Girlguiding a déclaré avoir pris la « décision difficile » d’interdire les filles trans de ses groupes. (Getty)
Le Girlguiding s’est vu offrir une bouée de sauvetage pour ramener ses politiques d’inclusion après avoir affirmé qu’il n’avait « pas d’autre choix » que d’interdire les filles trans.
Les militants juridiques du Good Law Project ont proposé de défendre l'organisation et ceux qui lui ressemblent s'ils devaient faire face à des attaques parce qu'ils restent inclusifs pour les trans.
L'organisation à but non lucratif, qui gère des groupes comme les Rainbows, les Brownies, les Guides et les Rangers, a limité ses demandes d'adhésion sur la base du « sexe biologique » en décembre.

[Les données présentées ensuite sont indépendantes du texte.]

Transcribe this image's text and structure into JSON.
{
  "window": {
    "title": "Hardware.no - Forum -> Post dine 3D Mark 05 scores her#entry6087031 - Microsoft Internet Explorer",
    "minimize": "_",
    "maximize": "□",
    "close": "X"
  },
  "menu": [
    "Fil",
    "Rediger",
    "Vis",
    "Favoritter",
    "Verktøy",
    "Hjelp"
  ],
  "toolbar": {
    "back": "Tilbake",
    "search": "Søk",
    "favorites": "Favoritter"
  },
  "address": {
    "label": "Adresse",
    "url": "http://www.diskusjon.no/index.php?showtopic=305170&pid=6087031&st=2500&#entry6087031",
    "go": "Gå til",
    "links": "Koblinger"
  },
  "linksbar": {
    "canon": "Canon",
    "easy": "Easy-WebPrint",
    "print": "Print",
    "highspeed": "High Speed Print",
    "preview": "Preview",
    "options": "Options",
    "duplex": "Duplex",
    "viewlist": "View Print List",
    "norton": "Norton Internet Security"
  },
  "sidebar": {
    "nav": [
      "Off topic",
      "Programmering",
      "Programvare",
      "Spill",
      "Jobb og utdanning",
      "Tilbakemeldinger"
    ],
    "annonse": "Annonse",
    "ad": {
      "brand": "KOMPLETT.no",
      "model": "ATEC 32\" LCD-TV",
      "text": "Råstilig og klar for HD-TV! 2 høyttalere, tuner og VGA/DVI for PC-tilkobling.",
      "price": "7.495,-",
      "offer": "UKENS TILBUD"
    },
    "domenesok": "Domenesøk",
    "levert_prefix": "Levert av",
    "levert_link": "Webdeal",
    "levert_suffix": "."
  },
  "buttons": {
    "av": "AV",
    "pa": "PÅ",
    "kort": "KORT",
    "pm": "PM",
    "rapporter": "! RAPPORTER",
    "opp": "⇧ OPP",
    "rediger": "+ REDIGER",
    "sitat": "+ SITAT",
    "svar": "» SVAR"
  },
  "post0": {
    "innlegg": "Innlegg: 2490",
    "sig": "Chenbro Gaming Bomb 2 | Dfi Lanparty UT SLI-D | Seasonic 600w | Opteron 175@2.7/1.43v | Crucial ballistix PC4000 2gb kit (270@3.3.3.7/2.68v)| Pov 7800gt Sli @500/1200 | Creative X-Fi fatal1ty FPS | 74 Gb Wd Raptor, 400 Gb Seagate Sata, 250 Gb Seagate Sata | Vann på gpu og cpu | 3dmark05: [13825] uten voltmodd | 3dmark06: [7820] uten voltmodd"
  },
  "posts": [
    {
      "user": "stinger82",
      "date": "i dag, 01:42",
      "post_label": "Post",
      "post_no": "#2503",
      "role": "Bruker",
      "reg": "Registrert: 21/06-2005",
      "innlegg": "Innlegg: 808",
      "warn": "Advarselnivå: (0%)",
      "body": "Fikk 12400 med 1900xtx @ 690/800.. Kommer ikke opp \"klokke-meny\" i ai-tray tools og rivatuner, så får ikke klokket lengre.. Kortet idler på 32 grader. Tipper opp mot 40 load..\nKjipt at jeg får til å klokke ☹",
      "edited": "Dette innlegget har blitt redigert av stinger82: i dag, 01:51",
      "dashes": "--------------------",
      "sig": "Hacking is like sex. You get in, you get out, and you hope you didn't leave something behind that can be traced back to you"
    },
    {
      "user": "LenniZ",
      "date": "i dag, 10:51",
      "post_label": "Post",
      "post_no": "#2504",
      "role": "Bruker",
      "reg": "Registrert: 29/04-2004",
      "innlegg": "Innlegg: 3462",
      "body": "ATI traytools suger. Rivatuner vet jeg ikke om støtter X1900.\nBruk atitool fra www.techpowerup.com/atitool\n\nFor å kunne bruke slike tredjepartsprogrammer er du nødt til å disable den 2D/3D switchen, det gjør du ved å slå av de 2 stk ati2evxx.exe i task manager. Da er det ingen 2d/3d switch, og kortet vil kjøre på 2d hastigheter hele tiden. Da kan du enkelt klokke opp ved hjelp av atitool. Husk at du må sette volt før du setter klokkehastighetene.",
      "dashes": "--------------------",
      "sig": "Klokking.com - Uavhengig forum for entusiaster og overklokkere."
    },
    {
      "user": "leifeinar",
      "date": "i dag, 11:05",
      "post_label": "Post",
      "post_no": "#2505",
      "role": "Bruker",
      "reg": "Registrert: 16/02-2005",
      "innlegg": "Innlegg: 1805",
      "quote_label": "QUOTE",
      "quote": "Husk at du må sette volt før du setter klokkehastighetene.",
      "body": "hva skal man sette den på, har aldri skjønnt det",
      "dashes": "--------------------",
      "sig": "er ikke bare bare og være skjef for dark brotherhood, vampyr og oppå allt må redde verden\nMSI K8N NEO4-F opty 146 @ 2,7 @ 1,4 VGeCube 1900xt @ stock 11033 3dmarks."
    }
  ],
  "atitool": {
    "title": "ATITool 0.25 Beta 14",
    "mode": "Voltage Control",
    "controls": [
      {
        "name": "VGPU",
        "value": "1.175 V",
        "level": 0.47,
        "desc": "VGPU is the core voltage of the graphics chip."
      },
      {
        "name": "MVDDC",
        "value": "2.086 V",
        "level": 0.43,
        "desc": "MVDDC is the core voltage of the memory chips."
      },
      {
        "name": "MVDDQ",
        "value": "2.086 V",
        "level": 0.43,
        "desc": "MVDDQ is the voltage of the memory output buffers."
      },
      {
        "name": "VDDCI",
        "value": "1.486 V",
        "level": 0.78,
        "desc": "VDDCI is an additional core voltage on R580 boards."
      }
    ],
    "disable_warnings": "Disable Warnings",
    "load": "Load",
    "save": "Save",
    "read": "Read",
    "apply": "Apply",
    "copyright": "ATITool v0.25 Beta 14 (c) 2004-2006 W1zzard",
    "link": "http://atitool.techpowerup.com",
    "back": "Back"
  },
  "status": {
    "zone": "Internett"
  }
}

Les responsables avaient déclaré à l'époque qu'ils n'avaient pas d'autre choix que d'annuler les politiques d'inclusivité après que la Cour suprême du Royaume-Uni ait stipulé dans un jugement d'avril que la définition de la femme dans la loi sur l'égalité de 2010 se référait uniquement au sexe biologique.
Le jugement a suscité des appels de plusieurs groupes « critiques en matière de genre » faisant pression sur les organisations pour qu'elles interdisent aux femmes transgenres l'accès aux espaces non mixtes, y compris les toilettes, les vestiaires et les groupes d'intérêt spécifiques au genre.

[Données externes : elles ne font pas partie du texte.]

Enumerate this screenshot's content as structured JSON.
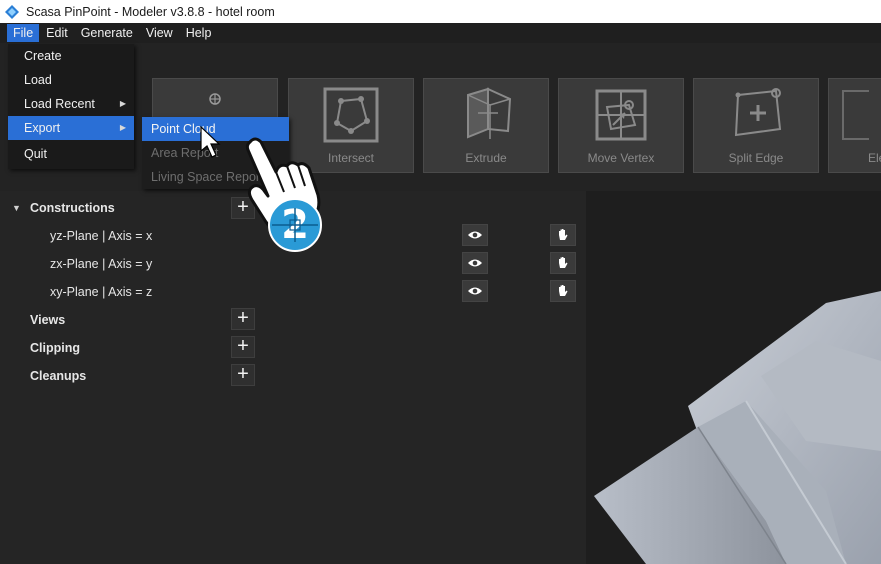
{
  "window": {
    "title": "Scasa PinPoint - Modeler v3.8.8 - hotel room"
  },
  "menubar": {
    "items": [
      "File",
      "Edit",
      "Generate",
      "View",
      "Help"
    ]
  },
  "toolbar": {
    "tools": [
      {
        "label": "",
        "icon": "point-icon"
      },
      {
        "label": "Intersect",
        "icon": "intersect-icon"
      },
      {
        "label": "Extrude",
        "icon": "extrude-icon"
      },
      {
        "label": "Move Vertex",
        "icon": "move-vertex-icon"
      },
      {
        "label": "Split Edge",
        "icon": "split-edge-icon"
      },
      {
        "label": "Ele",
        "icon": "element-icon"
      }
    ]
  },
  "file_menu": {
    "items": [
      "Create",
      "Load",
      "Load Recent",
      "Export",
      "Quit"
    ]
  },
  "export_submenu": {
    "items": [
      "Point Cloud",
      "Area Report",
      "Living Space Report"
    ]
  },
  "tree": {
    "constructions": "Constructions",
    "planes": [
      "yz-Plane | Axis = x",
      "zx-Plane | Axis = y",
      "xy-Plane | Axis = z"
    ],
    "views": "Views",
    "clipping": "Clipping",
    "cleanups": "Cleanups"
  },
  "tutorial": {
    "step_number": "2"
  },
  "colors": {
    "accent": "#2a6fd6",
    "cursor_badge": "#2a9ad6"
  }
}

Good Law Project a fait valoir dans un communiqué la semaine dernière que cette affirmation était « scandaleuse », ajoutant qu'il était déterminé à aider à soutenir l'organisation à travers toutes les attaques juridiques trans-exclusionnelles auxquelles elle pourrait faire face.
« Nous pensons que la loi permet aux organisations de rester inclusives, si elles le souhaitent », a déclaré un porte-parole. « Nous avons des conseils juridiques indépendants qui nous disent la même chose… mais nous savons que la simple menace de poursuites judiciaires coûte incroyablement cher aux organisations – peu importe ce que dit réellement la loi. »
L'organisation juridique a également étendu son offre de soutien au Women's Institute (WI), qui a également abandonné ses politiques inclusives la même semaine que l'annonce de Girlguiding.
Il a exhorté ses partisans à envoyer un e-mail aux deux organisations via sa page de soutien, leur rappelant que Good Law Project est prêt à les défendre contre tout litige auquel ils devraient faire face.
« Les deux organisations ont accompli un travail extraordinaire en faveur des femmes et des filles, y compris celles qui sont trans », a ajouté le porte-parole. « Ce sont des leaders dans le secteur. Mais ce brillant travail est menacé par des militants transphobes qui veulent forcer l'exclusion. »
La décision de Girlguiding a suscité des appels d'anciens et actuels membres, dont des milliers ont exhorté l'organisation à réaffirmer son engagement à soutenir toutes les jeunes filles, trans ou cis.
Le mois dernier, la Charity Commission a confirmé que la loi n’obligeait pas les organisations concernées à exclure les personnes trans des espaces ou des installations non mixtes.
Son PDG, David Holdworth, a exhorté les organismes de bienfaisance à faire preuve de prudence et à ne pas précipiter les changements dans leurs politiques d'inclusivité.
Ses commentaires faisaient suite à une lettre ouverte de Penny Wilson, consultante en gouvernance caritative, qui s'est montrée profondément préoccupée par la manière dont plusieurs organisations concernées subissaient des pressions pour prendre des mesures inutiles.